Além de médico, massagista e dono da loja, Rajan Gurukkal é mestre de kalari, a arte marcial ancestral do Kerala. É no cuidado da saúde dos guerreiros kalari que estão as bases dessa medicina hindu ancestral, misturando técnicas de massagem vigorosa, dietas rígidas e óleos vegetais.

Estou procurando três tipos de óleos diferentes para passar em meu joelho esquerdo, sempre dolorido, indicado por um médico ayurveda em outra cidade, dois dias antes. Começo a explicar mas sou interrompida: Rajan está apertando meu braço. E apertando bem. “Massagem é de verdade, não é massagem para turista”.

Agradeço mas não quero massagem, quero apenas comprar óleos. Mostro os nomes anotados num pedaço de papel, mas Rajan os empurra de volta: não sabe (ou não quer) ler. Arrisco a pronúncia dos longos nomes que ele entende de imediato, buscando num armário de vidro três garrafas verdes com rótulos brancos e tampas de metal.
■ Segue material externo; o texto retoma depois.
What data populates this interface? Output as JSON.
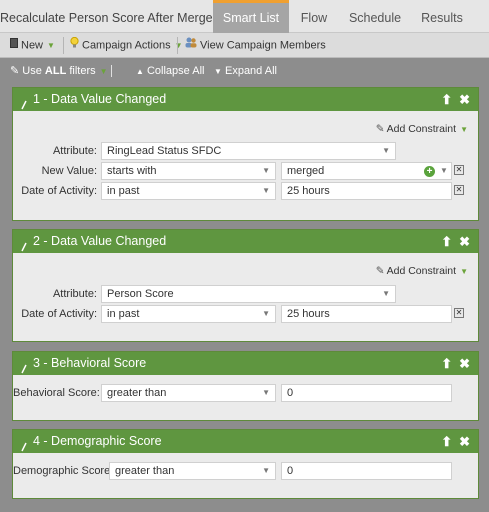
{
  "tabs": {
    "title": "Recalculate Person Score After Merge",
    "smart_list": "Smart List",
    "flow": "Flow",
    "schedule": "Schedule",
    "results": "Results"
  },
  "toolbar": {
    "new": "New",
    "campaign_actions": "Campaign Actions",
    "view_members": "View Campaign Members"
  },
  "filterbar": {
    "use_prefix": "Use ",
    "use_all": "ALL",
    "use_suffix": " filters",
    "collapse_all": "Collapse All",
    "expand_all": "Expand All"
  },
  "filters": [
    {
      "title": "1 - Data Value Changed",
      "add_constraint": "Add Constraint",
      "attribute_label": "Attribute:",
      "attribute_value": "RingLead Status SFDC",
      "new_value_label": "New Value:",
      "new_value_op": "starts with",
      "new_value_value": "merged",
      "date_label": "Date of Activity:",
      "date_op": "in past",
      "date_value": "25 hours"
    },
    {
      "title": "2 - Data Value Changed",
      "add_constraint": "Add Constraint",
      "attribute_label": "Attribute:",
      "attribute_value": "Person Score",
      "date_label": "Date of Activity:",
      "date_op": "in past",
      "date_value": "25 hours"
    },
    {
      "title": "3 - Behavioral Score",
      "label": "Behavioral Score:",
      "op": "greater than",
      "value": "0"
    },
    {
      "title": "4 - Demographic Score",
      "label": "Demographic Score:",
      "op": "greater than",
      "value": "0"
    }
  ],
  "colors": {
    "panel_header": "#5f9640",
    "active_tab_accent": "#f0a030",
    "background": "#8d8d8d"
  }
}
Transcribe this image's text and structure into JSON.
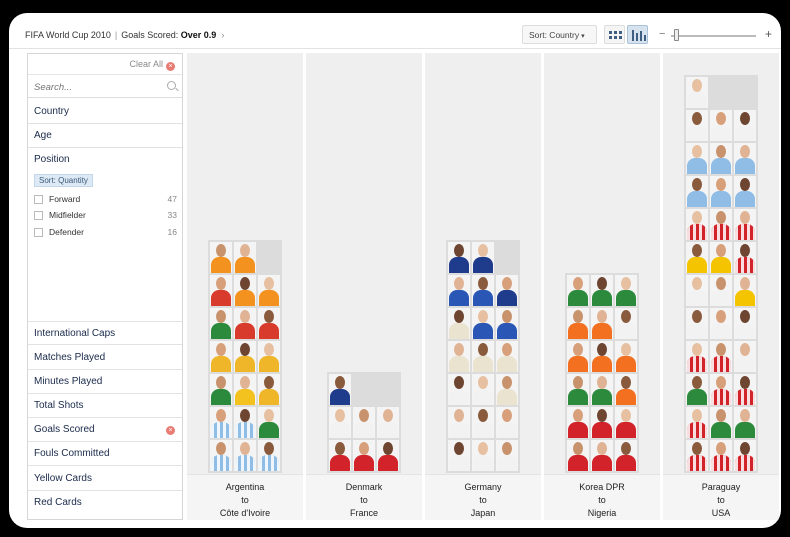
{
  "breadcrumb": {
    "title": "FIFA World Cup 2010",
    "filter_label": "Goals Scored:",
    "filter_value": "Over 0.9",
    "chevron": "›"
  },
  "toolbar": {
    "sort_label": "Sort: Country",
    "sort_arrow": "▾",
    "zoom_minus": "−",
    "zoom_plus": "+",
    "zoom_level": 0.05,
    "view_modes": [
      "grid-view-icon",
      "bar-view-icon"
    ],
    "active_view": "bar-view-icon"
  },
  "sidebar": {
    "clear_all": "Clear All",
    "clear_icon": "×",
    "search_placeholder": "Search...",
    "facets_top": [
      "Country",
      "Age",
      "Position"
    ],
    "sort_badge": "Sort: Quantity",
    "position_options": [
      {
        "label": "Forward",
        "count": "47"
      },
      {
        "label": "Midfielder",
        "count": "33"
      },
      {
        "label": "Defender",
        "count": "16"
      }
    ],
    "facets_bottom": [
      "International Caps",
      "Matches Played",
      "Minutes Played",
      "Total Shots",
      "Goals Scored",
      "Fouls Committed",
      "Yellow Cards",
      "Red Cards"
    ],
    "active_filter": "Goals Scored"
  },
  "columns": [
    {
      "from": "Argentina",
      "to_word": "to",
      "to": "Côte d'Ivoire",
      "count": 20,
      "jerseys": [
        "#8fbde6",
        "#8fbde6",
        "#8fbde6",
        "#8fbde6",
        "#8fbde6",
        "#2c8a3c",
        "#2c8a3c",
        "#f4c21e",
        "#f0b62a",
        "#f0b62a",
        "#f0b62a",
        "#f0b62a",
        "#2c8a3c",
        "#d83a2c",
        "#d83a2c",
        "#d83a2c",
        "#f3921f",
        "#f3921f",
        "#f3921f",
        "#f3921f"
      ],
      "striped": [
        0,
        1,
        2,
        3,
        4
      ]
    },
    {
      "from": "Denmark",
      "to_word": "to",
      "to": "France",
      "count": 7,
      "jerseys": [
        "#d2232a",
        "#d2232a",
        "#d2232a",
        "#f2f2f2",
        "#f2f2f2",
        "#f2f2f2",
        "#1f3b8c"
      ],
      "striped": []
    },
    {
      "from": "Germany",
      "to_word": "to",
      "to": "Japan",
      "count": 20,
      "jerseys": [
        "#f2f2f2",
        "#f2f2f2",
        "#f2f2f2",
        "#f2f2f2",
        "#f2f2f2",
        "#f2f2f2",
        "#f2f2f2",
        "#f2f2f2",
        "#eae3cf",
        "#eae3cf",
        "#eae3cf",
        "#eae3cf",
        "#eae3cf",
        "#2a57b6",
        "#2a57b6",
        "#2a57b6",
        "#2a57b6",
        "#1f3b8c",
        "#1f3b8c",
        "#1f3b8c"
      ],
      "striped": []
    },
    {
      "from": "Korea DPR",
      "to_word": "to",
      "to": "Nigeria",
      "count": 18,
      "jerseys": [
        "#d2232a",
        "#d2232a",
        "#d2232a",
        "#d2232a",
        "#d2232a",
        "#d2232a",
        "#2c8a3c",
        "#2c8a3c",
        "#f37021",
        "#f37021",
        "#f37021",
        "#f37021",
        "#f37021",
        "#f37021",
        "#f2f2f2",
        "#2c8a3c",
        "#2c8a3c",
        "#2c8a3c"
      ],
      "striped": []
    },
    {
      "from": "Paraguay",
      "to_word": "to",
      "to": "USA",
      "count": 34,
      "jerseys": [
        "#d2232a",
        "#d2232a",
        "#d2232a",
        "#d2232a",
        "#2c8a3c",
        "#2c8a3c",
        "#2c8a3c",
        "#d2232a",
        "#d2232a",
        "#d2232a",
        "#d2232a",
        "#f2f2f2",
        "#f2f2f2",
        "#f2f2f2",
        "#f2f2f2",
        "#f2f2f2",
        "#f2f2f2",
        "#f5c400",
        "#f5c400",
        "#f5c400",
        "#d2232a",
        "#d2232a",
        "#d2232a",
        "#d2232a",
        "#8fbde6",
        "#8fbde6",
        "#8fbde6",
        "#8fbde6",
        "#8fbde6",
        "#8fbde6",
        "#f2f2f2",
        "#f2f2f2",
        "#f2f2f2",
        "#f2f2f2"
      ],
      "striped": [
        0,
        1,
        2,
        3,
        7,
        8,
        9,
        10,
        20,
        21,
        22,
        23
      ]
    }
  ]
}
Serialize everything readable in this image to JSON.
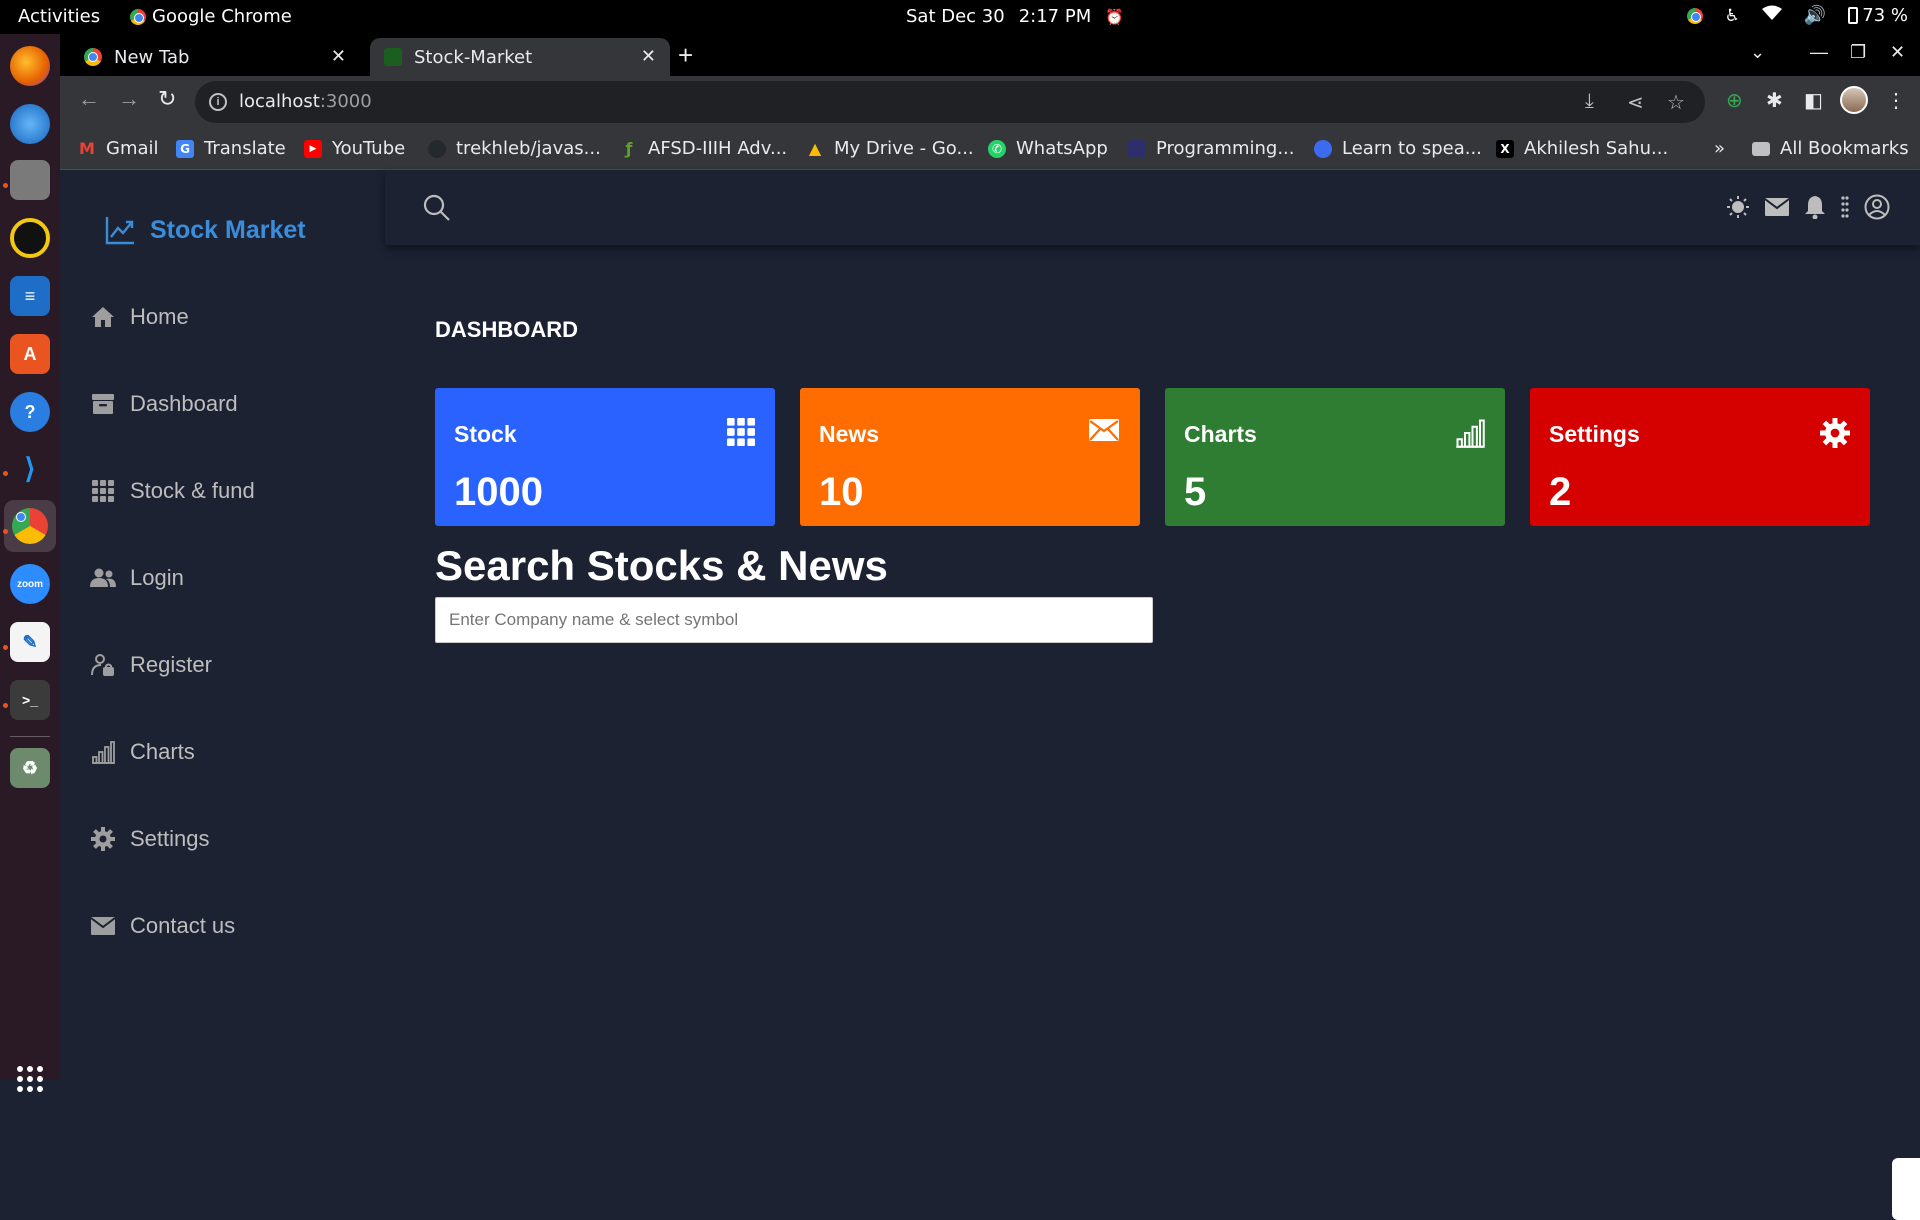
{
  "system": {
    "activities": "Activities",
    "app_name": "Google Chrome",
    "date": "Sat Dec 30",
    "time": "2:17 PM",
    "battery": "73 %"
  },
  "browser": {
    "tabs": [
      {
        "title": "New Tab",
        "active": false
      },
      {
        "title": "Stock-Market",
        "active": true
      }
    ],
    "url_host": "localhost",
    "url_port": ":3000",
    "bookmarks": [
      {
        "label": "Gmail",
        "icon": "gmail-icon",
        "color": "#ea4335"
      },
      {
        "label": "Translate",
        "icon": "translate-icon",
        "color": "#4285f4"
      },
      {
        "label": "YouTube",
        "icon": "youtube-icon",
        "color": "#ff0000"
      },
      {
        "label": "trekhleb/javas...",
        "icon": "github-icon",
        "color": "#24292e"
      },
      {
        "label": "AFSD-IIIH Adv...",
        "icon": "afsd-icon",
        "color": "#5aa02c"
      },
      {
        "label": "My Drive - Go...",
        "icon": "drive-icon",
        "color": "#fbbc05"
      },
      {
        "label": "WhatsApp",
        "icon": "whatsapp-icon",
        "color": "#25d366"
      },
      {
        "label": "Programming...",
        "icon": "programming-icon",
        "color": "#2d2f6b"
      },
      {
        "label": "Learn to spea...",
        "icon": "learn-icon",
        "color": "#3c6bf0"
      },
      {
        "label": "Akhilesh Sahu...",
        "icon": "x-icon",
        "color": "#000000"
      }
    ],
    "more_bookmarks": "»",
    "all_bookmarks": "All Bookmarks"
  },
  "app": {
    "brand": "Stock Market",
    "menu": [
      {
        "label": "Home",
        "icon": "home-icon"
      },
      {
        "label": "Dashboard",
        "icon": "archive-icon"
      },
      {
        "label": "Stock & fund",
        "icon": "grid-icon"
      },
      {
        "label": "Login",
        "icon": "users-icon"
      },
      {
        "label": "Register",
        "icon": "user-lock-icon"
      },
      {
        "label": "Charts",
        "icon": "bar-chart-icon"
      },
      {
        "label": "Settings",
        "icon": "gear-icon"
      },
      {
        "label": "Contact us",
        "icon": "envelope-icon"
      }
    ],
    "page_title": "DASHBOARD",
    "cards": [
      {
        "title": "Stock",
        "value": "1000",
        "icon": "grid-icon",
        "color": "#2962ff"
      },
      {
        "title": "News",
        "value": "10",
        "icon": "envelope-icon",
        "color": "#ff6d00"
      },
      {
        "title": "Charts",
        "value": "5",
        "icon": "bar-chart-icon",
        "color": "#2e7d32"
      },
      {
        "title": "Settings",
        "value": "2",
        "icon": "gear-icon",
        "color": "#d50000"
      }
    ],
    "search_heading": "Search Stocks & News",
    "search_placeholder": "Enter Company name & select symbol"
  }
}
Após rabiscar rapidamente o preço em rúpias num pedaço de jornal, Rajan está volta ao meu braço. “Minha massagem energiza as veias, a massagem é boa para juntas, dores de cabeça, dores musculares. Muitos clientes estrangeiros, inclusive famosos!”. Para provar, ele aponta para as fotos nas paredes. Algumas estão lavadas pelo tempo, mas todas mostram seu Rajan ao lado de ocidentais sorridentes. Na maior, plastificada, o mestre abraça um homem musculoso com cabelo escovado para o lado, exibindo todos os dentes. “Hollywood!”

Penso em explicar que nunca ví mais gordo, mas pra quê? Rajan está abrindo um enorme caderno de capa grossa, onde clientes deixam recados. Tento folhear, mas a atenção já mudou para a fotografia de senhora loira em êxtase sendo massageada por duas indianas – no Kerala mulher faz massagem em mulher, homem faz massagem em homem. A prática ‘cross gender’, mesmo que com fins medicinais e feita com seriedade, é considerada imoral. Compreensível, sendo a massagem ayurveda uma coisa tão sem pudor em tocar seios e nádegas, e os indianos uma gente tão preocupada com a modéstia.
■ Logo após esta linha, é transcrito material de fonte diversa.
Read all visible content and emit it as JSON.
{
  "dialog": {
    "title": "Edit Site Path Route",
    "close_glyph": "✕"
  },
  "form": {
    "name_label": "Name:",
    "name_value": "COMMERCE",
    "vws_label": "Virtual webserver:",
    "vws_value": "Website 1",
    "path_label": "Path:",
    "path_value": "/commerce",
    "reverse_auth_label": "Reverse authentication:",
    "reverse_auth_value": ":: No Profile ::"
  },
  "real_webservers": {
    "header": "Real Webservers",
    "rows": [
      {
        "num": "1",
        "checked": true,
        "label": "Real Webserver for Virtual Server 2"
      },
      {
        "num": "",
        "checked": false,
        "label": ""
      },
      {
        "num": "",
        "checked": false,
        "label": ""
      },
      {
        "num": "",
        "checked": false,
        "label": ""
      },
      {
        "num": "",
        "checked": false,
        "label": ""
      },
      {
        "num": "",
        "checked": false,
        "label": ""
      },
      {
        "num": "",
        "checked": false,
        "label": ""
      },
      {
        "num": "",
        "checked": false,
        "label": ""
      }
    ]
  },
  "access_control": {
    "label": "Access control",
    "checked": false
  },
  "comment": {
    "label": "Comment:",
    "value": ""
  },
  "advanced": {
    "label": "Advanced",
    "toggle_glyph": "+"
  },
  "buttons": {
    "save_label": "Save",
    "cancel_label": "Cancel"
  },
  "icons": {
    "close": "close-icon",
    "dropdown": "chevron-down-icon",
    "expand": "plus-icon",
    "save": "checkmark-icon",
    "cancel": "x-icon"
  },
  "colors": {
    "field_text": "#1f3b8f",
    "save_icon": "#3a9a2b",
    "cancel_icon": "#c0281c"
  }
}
Noto só agora que há mais duas pessoas na pequena sala de frente pra rua: um senhor sentado no cansado sofá marrom encostado no canto entre duas prateleiras apinhadas de frascos e potes, e a senhora Gulakkal, vestindo um sári verde escuro, que sorri para mim num namaskaram tímido e me convida a seguir com ela para dentro da casa.

Estou na Índia há dez dias e ainda não me habituei nem com os diálogos em inglês quebrado e nem com a insistência para vender produtos e serviços para os visitantes. Tento um “não vou fazer massagem agora” firme. Mas Rajan ignore, não desiste e aparece com uma agenda do ano, tão cheia de pedaços de papel que não se consegue fechar. “Amanhã às nove?”.

Penso por um momento em simplesmente marcar e dar o cano, mas os sorrisos ansiosos do senhor e senhora Gulakkal, por mais insistentes que sejam, não convidam à desonestidade. Finalmente me sento, aceito a xícara de chai (excessivamente quente e doce, como quase tudo na Índia) e calmamente explico que acabei de chegar na cidade, que vou ficar quatro dias, que estou com um grupo e… um grupo de turistas? Ah, mas isso é maravilhoso, ele comemora! “Apresentação de kalari, hoje às seis da tarde, vendo os ingressos para todos!”.

Suspiro, cansada, aceitando ver a coleção de adagas e outras armas de kalari que Rajan mantém em cima de um armário alto. O prateado fosco me faz pensar há quanto tempo não saem dali, mas meu anfitrião nem me dá tempo para pensar: quer saber quantos somos e se podemos acertar já o preço por pessoa. Eu só queria comprar óleos de massagem e sinto saudade no solene doutor ayurveda do hotel que examinou meu joelho no começo da semana, de roupa branca e fala mansa.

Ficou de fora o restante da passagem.